Experts warn we could run out of data to train AI by 2026
| Last updated
Featured Image Credit: Getty Stock Images
There's no doubt that artificial intelligence is reaching the peak of its popularity with social media users around the world.
I mean, is there anything more fun that sussing what a celebrity couple's future baby will look like? Or hearing how the late Freddie Mercury might have performed Doja Cat's 'Paint the Town Red'?
But according to some scientists, humans might soon run out of the type of data needed to fully train artificial intelligence by the year 2026.

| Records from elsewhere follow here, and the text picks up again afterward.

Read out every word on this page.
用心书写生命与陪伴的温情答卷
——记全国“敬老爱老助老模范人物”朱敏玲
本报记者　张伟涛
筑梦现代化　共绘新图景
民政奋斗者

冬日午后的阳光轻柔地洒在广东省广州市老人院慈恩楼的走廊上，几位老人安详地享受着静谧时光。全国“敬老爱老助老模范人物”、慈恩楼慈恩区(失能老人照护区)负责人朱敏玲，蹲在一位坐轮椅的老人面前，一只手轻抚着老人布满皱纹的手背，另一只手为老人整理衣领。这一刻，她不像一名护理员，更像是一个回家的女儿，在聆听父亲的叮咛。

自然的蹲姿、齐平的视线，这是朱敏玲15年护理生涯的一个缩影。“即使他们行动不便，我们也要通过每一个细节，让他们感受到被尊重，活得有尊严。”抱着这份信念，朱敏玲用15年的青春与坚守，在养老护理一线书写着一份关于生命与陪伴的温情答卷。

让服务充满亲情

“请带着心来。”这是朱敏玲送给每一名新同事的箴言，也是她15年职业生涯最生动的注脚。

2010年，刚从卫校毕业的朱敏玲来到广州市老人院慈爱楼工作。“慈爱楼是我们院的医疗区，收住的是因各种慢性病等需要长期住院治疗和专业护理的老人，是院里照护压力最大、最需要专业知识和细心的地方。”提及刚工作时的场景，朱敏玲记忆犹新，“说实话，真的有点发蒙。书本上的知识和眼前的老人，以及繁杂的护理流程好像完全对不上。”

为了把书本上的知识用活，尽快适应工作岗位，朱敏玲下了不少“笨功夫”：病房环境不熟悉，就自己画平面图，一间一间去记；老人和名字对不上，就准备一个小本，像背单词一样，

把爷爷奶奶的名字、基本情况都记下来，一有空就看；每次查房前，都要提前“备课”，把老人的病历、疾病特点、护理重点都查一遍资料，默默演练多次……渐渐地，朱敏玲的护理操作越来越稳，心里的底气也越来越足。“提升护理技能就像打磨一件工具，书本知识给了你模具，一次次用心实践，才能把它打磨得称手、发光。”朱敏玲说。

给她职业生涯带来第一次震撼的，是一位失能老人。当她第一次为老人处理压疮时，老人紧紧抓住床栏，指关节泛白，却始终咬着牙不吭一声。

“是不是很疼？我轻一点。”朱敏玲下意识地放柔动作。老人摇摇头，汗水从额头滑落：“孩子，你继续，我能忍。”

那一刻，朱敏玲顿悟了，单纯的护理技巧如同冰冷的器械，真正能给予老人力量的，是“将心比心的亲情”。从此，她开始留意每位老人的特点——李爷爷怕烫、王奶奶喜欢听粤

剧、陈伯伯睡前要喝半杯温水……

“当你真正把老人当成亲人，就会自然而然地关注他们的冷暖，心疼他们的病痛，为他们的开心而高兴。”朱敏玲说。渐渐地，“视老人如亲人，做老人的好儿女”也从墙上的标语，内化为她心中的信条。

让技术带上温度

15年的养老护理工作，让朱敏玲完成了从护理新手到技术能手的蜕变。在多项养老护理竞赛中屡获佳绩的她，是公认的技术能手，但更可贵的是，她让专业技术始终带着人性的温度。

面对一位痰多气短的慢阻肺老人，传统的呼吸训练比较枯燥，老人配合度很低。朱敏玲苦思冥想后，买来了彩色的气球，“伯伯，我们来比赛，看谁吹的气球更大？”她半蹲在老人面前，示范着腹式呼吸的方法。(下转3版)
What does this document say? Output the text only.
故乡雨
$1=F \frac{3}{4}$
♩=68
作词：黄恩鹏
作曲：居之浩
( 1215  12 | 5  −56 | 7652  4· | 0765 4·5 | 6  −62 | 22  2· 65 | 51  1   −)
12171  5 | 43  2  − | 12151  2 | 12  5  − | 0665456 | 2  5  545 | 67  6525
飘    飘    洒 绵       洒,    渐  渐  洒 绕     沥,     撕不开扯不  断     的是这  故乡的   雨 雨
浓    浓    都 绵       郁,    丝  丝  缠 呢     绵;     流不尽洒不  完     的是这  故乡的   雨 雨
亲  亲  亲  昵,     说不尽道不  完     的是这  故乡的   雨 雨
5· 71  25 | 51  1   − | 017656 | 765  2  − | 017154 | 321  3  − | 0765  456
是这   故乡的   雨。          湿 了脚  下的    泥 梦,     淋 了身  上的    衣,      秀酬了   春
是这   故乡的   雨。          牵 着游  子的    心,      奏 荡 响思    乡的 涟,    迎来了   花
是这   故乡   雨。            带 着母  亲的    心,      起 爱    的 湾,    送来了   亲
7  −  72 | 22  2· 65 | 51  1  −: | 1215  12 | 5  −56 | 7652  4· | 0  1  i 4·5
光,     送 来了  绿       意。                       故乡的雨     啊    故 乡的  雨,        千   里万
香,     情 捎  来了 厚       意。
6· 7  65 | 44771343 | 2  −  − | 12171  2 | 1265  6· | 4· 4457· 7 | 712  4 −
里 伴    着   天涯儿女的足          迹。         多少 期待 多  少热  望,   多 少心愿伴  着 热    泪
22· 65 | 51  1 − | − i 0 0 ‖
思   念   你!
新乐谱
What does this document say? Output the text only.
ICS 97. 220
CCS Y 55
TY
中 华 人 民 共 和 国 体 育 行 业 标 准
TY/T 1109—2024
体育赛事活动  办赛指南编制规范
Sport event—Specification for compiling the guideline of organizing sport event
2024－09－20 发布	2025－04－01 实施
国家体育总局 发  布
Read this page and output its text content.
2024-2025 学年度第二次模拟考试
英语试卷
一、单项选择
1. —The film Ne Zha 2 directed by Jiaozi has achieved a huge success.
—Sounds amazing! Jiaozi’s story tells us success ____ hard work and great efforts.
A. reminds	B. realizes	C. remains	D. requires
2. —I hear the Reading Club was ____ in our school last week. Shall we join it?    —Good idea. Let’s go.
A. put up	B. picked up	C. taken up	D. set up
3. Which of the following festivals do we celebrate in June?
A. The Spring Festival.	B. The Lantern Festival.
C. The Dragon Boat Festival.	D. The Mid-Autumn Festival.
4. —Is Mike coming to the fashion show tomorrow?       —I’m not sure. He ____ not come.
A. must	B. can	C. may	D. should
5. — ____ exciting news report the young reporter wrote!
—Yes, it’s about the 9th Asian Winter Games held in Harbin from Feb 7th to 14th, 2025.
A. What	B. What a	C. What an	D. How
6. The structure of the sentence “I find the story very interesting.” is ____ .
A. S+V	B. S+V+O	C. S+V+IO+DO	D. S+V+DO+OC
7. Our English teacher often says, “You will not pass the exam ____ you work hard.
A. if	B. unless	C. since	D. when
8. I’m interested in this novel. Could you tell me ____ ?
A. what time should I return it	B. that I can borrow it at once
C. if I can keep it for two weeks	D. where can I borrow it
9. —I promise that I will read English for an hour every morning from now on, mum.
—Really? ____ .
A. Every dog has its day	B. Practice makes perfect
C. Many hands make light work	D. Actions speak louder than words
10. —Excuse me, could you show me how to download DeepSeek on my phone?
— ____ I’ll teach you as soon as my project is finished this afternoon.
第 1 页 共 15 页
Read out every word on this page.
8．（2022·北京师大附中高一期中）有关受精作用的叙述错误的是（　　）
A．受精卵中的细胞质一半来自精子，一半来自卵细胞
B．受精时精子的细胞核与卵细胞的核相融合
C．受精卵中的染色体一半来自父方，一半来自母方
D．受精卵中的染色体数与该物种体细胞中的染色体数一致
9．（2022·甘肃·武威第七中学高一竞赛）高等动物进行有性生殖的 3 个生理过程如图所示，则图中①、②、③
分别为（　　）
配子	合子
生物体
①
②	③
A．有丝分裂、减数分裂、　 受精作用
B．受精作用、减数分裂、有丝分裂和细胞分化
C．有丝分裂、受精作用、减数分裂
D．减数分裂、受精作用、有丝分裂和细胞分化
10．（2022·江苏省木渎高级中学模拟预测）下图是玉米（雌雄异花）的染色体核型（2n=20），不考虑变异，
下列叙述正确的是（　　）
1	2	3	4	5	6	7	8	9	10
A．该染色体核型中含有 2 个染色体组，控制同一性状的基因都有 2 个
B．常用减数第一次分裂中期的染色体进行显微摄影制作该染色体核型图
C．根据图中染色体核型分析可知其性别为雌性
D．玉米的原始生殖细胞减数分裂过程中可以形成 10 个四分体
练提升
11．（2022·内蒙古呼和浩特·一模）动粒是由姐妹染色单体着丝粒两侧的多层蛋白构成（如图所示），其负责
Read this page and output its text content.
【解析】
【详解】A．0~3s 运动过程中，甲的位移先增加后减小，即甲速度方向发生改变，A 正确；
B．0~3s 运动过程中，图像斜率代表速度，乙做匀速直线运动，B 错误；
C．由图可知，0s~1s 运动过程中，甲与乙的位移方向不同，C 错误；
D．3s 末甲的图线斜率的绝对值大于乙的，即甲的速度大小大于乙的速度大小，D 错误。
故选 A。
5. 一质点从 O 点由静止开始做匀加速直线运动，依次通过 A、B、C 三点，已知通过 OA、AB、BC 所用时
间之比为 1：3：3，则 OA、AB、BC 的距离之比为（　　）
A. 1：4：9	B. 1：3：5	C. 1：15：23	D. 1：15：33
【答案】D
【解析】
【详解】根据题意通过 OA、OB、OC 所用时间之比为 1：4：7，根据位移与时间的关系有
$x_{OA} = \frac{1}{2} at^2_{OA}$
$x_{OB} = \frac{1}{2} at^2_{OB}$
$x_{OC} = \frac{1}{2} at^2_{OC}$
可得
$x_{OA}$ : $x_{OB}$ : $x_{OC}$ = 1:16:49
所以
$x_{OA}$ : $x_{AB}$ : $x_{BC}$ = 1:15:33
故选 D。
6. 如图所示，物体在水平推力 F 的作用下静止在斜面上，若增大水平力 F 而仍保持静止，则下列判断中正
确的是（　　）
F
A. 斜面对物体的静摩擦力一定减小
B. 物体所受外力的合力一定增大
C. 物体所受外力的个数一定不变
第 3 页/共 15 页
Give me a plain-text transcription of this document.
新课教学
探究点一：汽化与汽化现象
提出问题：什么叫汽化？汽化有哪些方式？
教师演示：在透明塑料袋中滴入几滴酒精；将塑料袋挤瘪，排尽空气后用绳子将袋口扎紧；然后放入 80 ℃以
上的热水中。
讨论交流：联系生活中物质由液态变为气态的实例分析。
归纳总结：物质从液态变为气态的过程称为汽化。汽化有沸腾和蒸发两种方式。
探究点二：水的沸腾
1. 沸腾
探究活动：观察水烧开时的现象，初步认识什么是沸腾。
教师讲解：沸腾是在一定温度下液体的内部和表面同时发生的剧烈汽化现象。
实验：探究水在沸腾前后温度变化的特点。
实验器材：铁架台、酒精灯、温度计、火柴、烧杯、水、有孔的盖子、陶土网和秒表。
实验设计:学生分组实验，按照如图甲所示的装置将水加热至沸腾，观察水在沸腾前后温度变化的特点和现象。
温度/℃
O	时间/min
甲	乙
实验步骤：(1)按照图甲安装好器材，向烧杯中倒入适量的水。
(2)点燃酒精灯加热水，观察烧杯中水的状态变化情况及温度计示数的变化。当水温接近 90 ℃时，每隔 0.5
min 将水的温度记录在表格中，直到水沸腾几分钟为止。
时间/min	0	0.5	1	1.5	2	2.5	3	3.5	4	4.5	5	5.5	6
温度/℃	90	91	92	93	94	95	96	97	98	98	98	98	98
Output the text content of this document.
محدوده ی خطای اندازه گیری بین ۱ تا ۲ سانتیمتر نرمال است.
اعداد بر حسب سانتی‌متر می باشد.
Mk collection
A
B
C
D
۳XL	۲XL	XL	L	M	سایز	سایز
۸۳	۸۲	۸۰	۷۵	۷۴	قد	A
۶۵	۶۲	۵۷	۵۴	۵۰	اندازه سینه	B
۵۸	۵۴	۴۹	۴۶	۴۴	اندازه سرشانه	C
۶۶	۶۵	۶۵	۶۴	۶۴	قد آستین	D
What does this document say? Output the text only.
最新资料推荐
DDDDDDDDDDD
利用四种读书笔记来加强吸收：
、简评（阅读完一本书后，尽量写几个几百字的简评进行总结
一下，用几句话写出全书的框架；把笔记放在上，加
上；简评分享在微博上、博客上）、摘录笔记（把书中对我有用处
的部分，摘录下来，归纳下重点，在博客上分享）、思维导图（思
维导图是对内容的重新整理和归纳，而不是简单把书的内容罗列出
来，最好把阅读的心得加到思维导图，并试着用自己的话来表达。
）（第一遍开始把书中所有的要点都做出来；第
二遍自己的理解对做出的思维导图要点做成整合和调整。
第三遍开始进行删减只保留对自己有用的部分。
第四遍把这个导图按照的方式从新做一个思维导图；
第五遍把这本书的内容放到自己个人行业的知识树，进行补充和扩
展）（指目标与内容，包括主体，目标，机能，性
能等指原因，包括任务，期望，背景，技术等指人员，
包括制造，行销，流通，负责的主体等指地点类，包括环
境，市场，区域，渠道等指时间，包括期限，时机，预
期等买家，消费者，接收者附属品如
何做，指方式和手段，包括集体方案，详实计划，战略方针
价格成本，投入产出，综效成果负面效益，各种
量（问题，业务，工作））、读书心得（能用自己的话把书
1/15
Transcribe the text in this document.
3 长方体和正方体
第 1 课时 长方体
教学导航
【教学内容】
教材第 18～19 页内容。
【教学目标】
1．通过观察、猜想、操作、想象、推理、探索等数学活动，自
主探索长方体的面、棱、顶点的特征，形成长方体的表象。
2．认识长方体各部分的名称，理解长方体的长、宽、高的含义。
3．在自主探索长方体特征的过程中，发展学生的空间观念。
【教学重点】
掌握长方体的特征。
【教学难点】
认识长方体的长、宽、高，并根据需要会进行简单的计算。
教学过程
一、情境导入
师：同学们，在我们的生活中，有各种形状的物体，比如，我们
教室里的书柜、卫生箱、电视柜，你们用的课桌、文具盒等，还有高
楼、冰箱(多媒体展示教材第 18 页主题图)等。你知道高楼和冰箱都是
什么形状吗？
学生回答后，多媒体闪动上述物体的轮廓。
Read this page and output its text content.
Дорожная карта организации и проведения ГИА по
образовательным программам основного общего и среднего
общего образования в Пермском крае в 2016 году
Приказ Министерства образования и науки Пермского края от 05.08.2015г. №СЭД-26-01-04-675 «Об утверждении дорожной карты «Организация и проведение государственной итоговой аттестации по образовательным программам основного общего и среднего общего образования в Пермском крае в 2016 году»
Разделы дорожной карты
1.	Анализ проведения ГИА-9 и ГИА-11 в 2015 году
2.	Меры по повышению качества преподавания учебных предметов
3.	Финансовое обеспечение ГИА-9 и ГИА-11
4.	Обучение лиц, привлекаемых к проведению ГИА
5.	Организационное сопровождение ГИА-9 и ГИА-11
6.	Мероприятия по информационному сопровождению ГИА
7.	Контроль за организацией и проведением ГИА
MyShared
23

Losing this data - which fuels powerful AI systems across the globe - could subsequently decrease the growth rate of AI models, particularly large language models.
This loss may even alter the trajectory of the AI revolution.
The need for this data is for training accurate, high-quality AI algorithms - an example being Chat GPT, which was trained using 570 gigabytes of text data (around 300 billion words).
If there's an insufficient amount of data to train these such programs (including DALL-E, Lensa and Midjourney), inaccurate/low-quality outputs could be produced.
The quality of this necessary data is also hugely important, as, though low-quality data (e.g. blurry pictures and social media posts) is easy to source, they aren't sufficient enough to train high-performing AI models.
Also, text taken from social media platforms might be biased or prejudiced, or may include disinformation or illegal content which could, in turn, be replicated.
This explains why high-quality content such as text from books, online articles, scientific papers, Wikipedia, and certain filtered web content is being sought out.
A group of researchers predicted in a paper published last year that we could be set to run out of this important data by the year 2026 if current AI training trends continue.
They also suspected that low-quality language data could run out between 2030-2050.
This has left a multitude of computer and data scientists around the world feeling concerned, being that AI is equally predicted to contribute up to $15.7 trillion US dollars to the world's economy by 2030.
Other experts are reassuring tech users that the situation may not be as bad as it seems, being that there are still hundreds of unknowns regarding AI models developing for the future.
They also say there are fews of addressing potential data shortages, including by AI developers improving algorithms to they use data more efficiently.
These scientists say that, in the coming years, it'll be likely that less data and less computational power will be needed to train high-performance models, which will in turn reduce AI's carbon footprint.
A move towards AI creating synthetic data to train systems they'll need, is also being suggested.